「店長、戻りました」

 キリヤの事務所でいくつか伝票をピックアップしてから一階の店舗へ戻った。
 店舗には常時、二、三人のスタッフがいて、主に店頭販売を行っている。それ以外に、宿泊予定のお客様からのご注文を事前に聞いたり、宿泊部さんとの引継ぎ等も行う。ブーケやアレンジメントの作成や、経理などの事務仕事は主に地下の事務所で行うことになっている。私は基本的に、店頭販売担当だ。
 
「お帰り、桃花。伝票ありがとね」

 伊藤店長は四十代の女性で、私のことを「桃花」と呼んで可愛がってくれる。今まで出会った中で一番好きな上司だ。

「あ。そうそう、馬場君からこれ預かってるの」

 そう言って私に手紙のようなものを差し出した。

「私にですか?」

「そうよ。『ミツバチちゃん』に渡してほしいって、二十分前くらいにここへ来て」
 
 何となく、中身は察しがついている。午前中に聞かれたから。「デートするなら遊園地か水族館、どっちがいい?」って。どうしてその二択しかないんだろうと思ったけれど、幸い遊園地も水族館も好きだ。でも、何処へ行くかよりも「誰と」行くか、が重要なんだけどな。そう思いながらも、「水族館かな」と答えた。

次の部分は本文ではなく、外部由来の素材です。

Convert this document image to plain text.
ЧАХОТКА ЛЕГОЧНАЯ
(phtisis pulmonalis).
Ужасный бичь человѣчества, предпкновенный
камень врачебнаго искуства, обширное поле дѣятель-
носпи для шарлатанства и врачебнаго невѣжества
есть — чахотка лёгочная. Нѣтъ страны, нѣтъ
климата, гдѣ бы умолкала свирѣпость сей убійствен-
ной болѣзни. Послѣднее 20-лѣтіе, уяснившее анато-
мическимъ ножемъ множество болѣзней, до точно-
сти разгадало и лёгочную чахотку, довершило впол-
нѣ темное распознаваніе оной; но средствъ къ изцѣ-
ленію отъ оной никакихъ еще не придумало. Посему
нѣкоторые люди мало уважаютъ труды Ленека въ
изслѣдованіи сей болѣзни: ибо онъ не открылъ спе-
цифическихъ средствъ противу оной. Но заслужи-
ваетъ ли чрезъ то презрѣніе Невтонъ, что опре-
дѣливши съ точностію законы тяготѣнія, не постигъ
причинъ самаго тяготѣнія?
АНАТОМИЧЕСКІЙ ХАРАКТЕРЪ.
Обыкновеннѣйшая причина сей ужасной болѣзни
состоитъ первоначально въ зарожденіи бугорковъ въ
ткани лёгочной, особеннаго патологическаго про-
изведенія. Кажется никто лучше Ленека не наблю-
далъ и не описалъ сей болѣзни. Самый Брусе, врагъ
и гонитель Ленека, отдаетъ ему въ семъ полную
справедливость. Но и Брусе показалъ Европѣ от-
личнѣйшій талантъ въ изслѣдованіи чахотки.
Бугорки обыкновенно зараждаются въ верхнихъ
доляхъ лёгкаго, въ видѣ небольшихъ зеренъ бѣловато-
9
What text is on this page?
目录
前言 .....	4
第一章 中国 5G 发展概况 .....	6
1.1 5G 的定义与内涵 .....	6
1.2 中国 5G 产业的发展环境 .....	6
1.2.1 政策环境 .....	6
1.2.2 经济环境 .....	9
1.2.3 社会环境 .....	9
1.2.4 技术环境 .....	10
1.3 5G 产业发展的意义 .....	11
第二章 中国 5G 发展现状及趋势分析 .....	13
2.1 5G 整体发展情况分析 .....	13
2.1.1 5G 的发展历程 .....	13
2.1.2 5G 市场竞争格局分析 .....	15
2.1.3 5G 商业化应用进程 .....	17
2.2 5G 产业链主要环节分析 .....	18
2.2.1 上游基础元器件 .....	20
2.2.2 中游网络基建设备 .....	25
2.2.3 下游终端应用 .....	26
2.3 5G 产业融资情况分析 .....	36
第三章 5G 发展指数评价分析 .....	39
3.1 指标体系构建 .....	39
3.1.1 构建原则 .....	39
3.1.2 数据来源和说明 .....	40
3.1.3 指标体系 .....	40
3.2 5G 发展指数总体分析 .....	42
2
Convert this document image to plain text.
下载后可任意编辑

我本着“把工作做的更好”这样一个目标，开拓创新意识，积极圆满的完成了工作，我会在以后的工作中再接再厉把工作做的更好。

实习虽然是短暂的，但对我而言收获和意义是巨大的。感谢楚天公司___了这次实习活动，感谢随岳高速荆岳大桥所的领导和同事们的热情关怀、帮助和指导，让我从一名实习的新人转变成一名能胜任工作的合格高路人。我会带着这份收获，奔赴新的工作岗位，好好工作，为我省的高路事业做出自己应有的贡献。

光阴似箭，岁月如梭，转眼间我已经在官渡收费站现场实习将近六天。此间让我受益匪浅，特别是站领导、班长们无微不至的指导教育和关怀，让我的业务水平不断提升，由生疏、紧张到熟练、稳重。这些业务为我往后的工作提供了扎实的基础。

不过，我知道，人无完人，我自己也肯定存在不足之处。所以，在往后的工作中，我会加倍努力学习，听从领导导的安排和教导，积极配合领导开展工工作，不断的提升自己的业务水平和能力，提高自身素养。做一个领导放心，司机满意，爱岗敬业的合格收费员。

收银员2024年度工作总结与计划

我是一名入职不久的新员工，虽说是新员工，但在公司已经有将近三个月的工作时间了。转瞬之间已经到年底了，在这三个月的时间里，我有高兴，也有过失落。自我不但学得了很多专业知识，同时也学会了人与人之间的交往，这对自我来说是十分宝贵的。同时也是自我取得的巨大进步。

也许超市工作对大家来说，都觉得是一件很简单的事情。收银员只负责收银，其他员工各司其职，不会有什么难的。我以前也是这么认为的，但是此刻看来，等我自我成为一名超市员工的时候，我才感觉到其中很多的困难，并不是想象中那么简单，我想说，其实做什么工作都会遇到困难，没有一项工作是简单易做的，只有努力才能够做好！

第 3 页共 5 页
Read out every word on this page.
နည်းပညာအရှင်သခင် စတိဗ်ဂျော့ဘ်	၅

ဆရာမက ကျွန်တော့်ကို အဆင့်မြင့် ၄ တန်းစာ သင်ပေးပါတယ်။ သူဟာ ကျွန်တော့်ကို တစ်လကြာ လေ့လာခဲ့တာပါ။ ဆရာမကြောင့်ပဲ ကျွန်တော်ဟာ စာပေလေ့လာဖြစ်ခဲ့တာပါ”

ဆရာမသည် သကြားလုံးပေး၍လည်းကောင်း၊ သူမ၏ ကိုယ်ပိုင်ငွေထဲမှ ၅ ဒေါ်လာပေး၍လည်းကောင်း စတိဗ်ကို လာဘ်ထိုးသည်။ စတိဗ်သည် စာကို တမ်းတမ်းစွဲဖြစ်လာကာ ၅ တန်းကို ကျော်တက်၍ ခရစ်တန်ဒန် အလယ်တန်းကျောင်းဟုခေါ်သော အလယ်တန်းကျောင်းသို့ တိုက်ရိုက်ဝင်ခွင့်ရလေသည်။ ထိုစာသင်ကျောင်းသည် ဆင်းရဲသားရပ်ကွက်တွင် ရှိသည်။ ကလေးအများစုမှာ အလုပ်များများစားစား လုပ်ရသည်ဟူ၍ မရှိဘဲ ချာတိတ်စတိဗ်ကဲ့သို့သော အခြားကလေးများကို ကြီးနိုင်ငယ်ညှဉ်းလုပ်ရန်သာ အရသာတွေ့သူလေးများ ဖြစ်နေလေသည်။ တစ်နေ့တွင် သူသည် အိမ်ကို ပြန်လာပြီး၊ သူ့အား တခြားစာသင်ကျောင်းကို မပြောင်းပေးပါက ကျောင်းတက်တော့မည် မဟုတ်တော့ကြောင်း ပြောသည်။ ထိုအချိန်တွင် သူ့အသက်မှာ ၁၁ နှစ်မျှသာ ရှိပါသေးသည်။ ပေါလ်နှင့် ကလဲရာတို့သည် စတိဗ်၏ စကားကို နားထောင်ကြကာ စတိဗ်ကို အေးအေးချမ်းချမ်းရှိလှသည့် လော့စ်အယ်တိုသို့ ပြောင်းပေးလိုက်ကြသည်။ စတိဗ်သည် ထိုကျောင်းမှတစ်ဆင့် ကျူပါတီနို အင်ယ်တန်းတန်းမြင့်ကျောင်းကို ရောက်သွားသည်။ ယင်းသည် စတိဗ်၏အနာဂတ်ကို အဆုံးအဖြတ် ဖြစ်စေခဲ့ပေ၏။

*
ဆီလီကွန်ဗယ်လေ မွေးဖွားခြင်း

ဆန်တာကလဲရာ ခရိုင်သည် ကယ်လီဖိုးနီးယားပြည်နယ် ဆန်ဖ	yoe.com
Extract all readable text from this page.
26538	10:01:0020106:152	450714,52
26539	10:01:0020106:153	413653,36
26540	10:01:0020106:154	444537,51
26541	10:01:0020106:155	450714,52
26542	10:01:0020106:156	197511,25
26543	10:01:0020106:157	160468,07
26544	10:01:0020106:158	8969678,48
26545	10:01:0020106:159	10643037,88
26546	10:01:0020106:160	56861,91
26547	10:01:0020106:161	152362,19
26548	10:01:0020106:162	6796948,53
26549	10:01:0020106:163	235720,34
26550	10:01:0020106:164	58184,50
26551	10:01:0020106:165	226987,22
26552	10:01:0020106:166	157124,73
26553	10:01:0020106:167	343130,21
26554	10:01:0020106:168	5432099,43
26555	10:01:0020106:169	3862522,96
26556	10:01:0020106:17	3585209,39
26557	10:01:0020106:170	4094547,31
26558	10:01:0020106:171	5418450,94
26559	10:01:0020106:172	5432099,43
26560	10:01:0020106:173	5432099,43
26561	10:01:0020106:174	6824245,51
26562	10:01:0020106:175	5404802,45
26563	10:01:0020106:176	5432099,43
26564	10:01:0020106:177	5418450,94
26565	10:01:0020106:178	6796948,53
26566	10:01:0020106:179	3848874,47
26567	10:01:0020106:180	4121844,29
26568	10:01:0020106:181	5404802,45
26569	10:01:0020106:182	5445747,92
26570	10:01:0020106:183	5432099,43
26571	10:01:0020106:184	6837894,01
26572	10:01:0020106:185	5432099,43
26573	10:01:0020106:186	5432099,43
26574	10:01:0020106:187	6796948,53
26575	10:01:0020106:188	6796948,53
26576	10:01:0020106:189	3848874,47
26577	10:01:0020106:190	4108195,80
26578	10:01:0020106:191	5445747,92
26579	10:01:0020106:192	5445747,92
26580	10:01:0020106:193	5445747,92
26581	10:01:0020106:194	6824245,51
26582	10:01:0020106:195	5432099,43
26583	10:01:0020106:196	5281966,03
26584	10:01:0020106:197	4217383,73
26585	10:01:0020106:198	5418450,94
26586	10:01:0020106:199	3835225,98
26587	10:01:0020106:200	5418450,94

 案の定、封筒の中にはいつの間に用意したのか、水族館のチケットと、小さなメモが入っていた。
 
『今度の休み、デートしてください。馬場』
 
 お互いのラインも知っているのに、わざわざこんな誘い方をしてくるあたり、嫌いじゃない。可愛いな、と思ってしまう。馬場君は二つ歳下だけど、私をミツバチちゃんだなんて呼んで、しょっちゅう絡みに来る。明るくて素直な性格の彼は、キリヤの他のスタッフにも人気がある。誰とでも仲良くする彼にとって、私もまた大勢の中の一人なんだと思っていた。他愛も無い話でラインの画面がすぐに埋まってしまうような仲。
 
 だけど、こうしていざデートに誘われてしまうと、嫌でも実感する。
 
 ああ、私が一緒にいたいのは馬場君ではなくて、あの人——小鳥遊さんなんだ、って。
 
「愛されてるわねえ、桃花」

 メモを覗き見て、からかうように伊藤店長が私を小突く。
 愛されたいのは彼にじゃないんです……。そう心で呟きながら、ガラス張りの壁の先を見つめる。
 そこには、フロントカウンターでお客様に笑いかけている小鳥遊さんの姿があった。